Coronavirus and Brexit negotiations
Peter Kellner argues that the coronavirus pandemic has impacted Brexit in two ways: firstly, by undermining support for the Government from within the Conservative party; and secondly, by creating barriers for effective and timely negotiations to take place.
To evidence his first point, Kellner states that the political advantage Boris Johnson gained with his 2019 election victory has been weakened by his Government’s handling of the coronavirus crisis. He says that Conservative MPs who may have been sympathetic to an extension of the Brexit deadline in January could not now be persuaded, and that trying to do so could turn their “anger into rebellion”. The author pinpoints Boris Johnson’s decision to defend his adviser, Dominic Cummings, as a point of contention between some Conservative MPs and their leader.
Next, Kellner moves on to detail the shortcomings of the current plans for negotiations. He argues that video conferences are not a perfect replacement for face-to-face meetings as subtleties are lost. He goes on to argue that this creates an unproductive situation, in which some elements of previously hidden discussions are now conducted in public e.g. through press conferences or interviews.
Away from the pandemic, Kellner states that differences remain in the EU and the UK’s understanding of the level playing field rules. He argues that the EU view the level playing field rules as a “solemn commitment”, whilst the UK believes they are open for interpretation. Even without the pandemic causing additional issues, the author is unsure how the two negotiators can overcome this obstacle.

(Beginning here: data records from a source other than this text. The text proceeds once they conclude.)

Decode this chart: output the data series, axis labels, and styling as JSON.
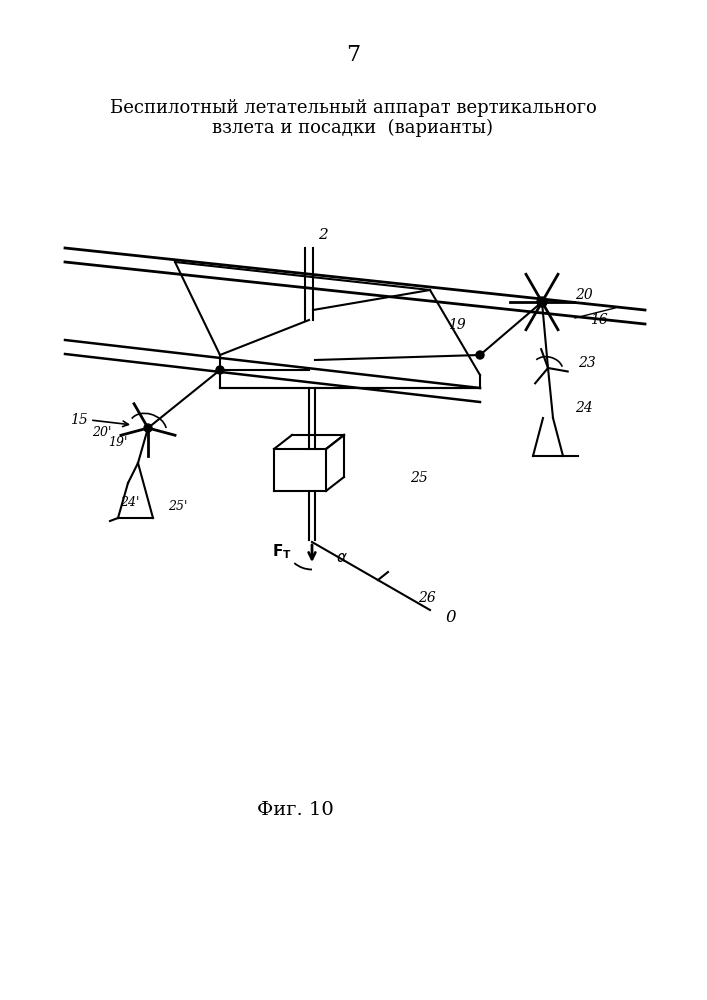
{
  "page_number": "7",
  "title_line1": "Беспилотный летательный аппарат вертикального",
  "title_line2": "взлета и посадки  (варианты)",
  "fig_caption": "Фиг. 10",
  "background": "#ffffff",
  "line_color": "#000000"
}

Read the full article: Peter Kellner, ‘The Coronavirus traps Brexit and Boris Johnson’, Carnegie Europe, 2 June 2020
Post-Brexit trade deals
This article presents the case for a reignited relationship between the UK and Africa. The author argues that Africa needs support from the UK to help the continent recover from the economic impact of coronavirus, but also that the UK will need trade deals with African countries following its departure from the EU later in the year.
Westcott begins the article by outlining the historic relationship between Africa and the UK. He explains that Britain initially remained close with Africa immediately after former British colonies gained independence. He states that this relationship meant economic partnerships, educational opportunities and financial donations. However, it has been reported that this relationship has deteriorated since the turn of the century
The author talks about his discussions with people living in Africa (in countries such as Senegal, Kenya, Egypt and South Africa) about how they have recently felt “political neglect and commercial retreat” from Britain. Westcott notes that no real policy changes have caused this perceived distance, rather that visas are becoming more expensive and British brands are less available in African countries. The article explores how Theresa May began to try to rebuild the relationship, and how this has been continued in part by Boris Johnson. The coronavirus pandemic has interrupted these efforts.
Westcott states that Britain will need Africa as a trading partner post-Brexit. He suggests the UK should begin rebuilding its relationship with the continent by proving economic support through the pandemic.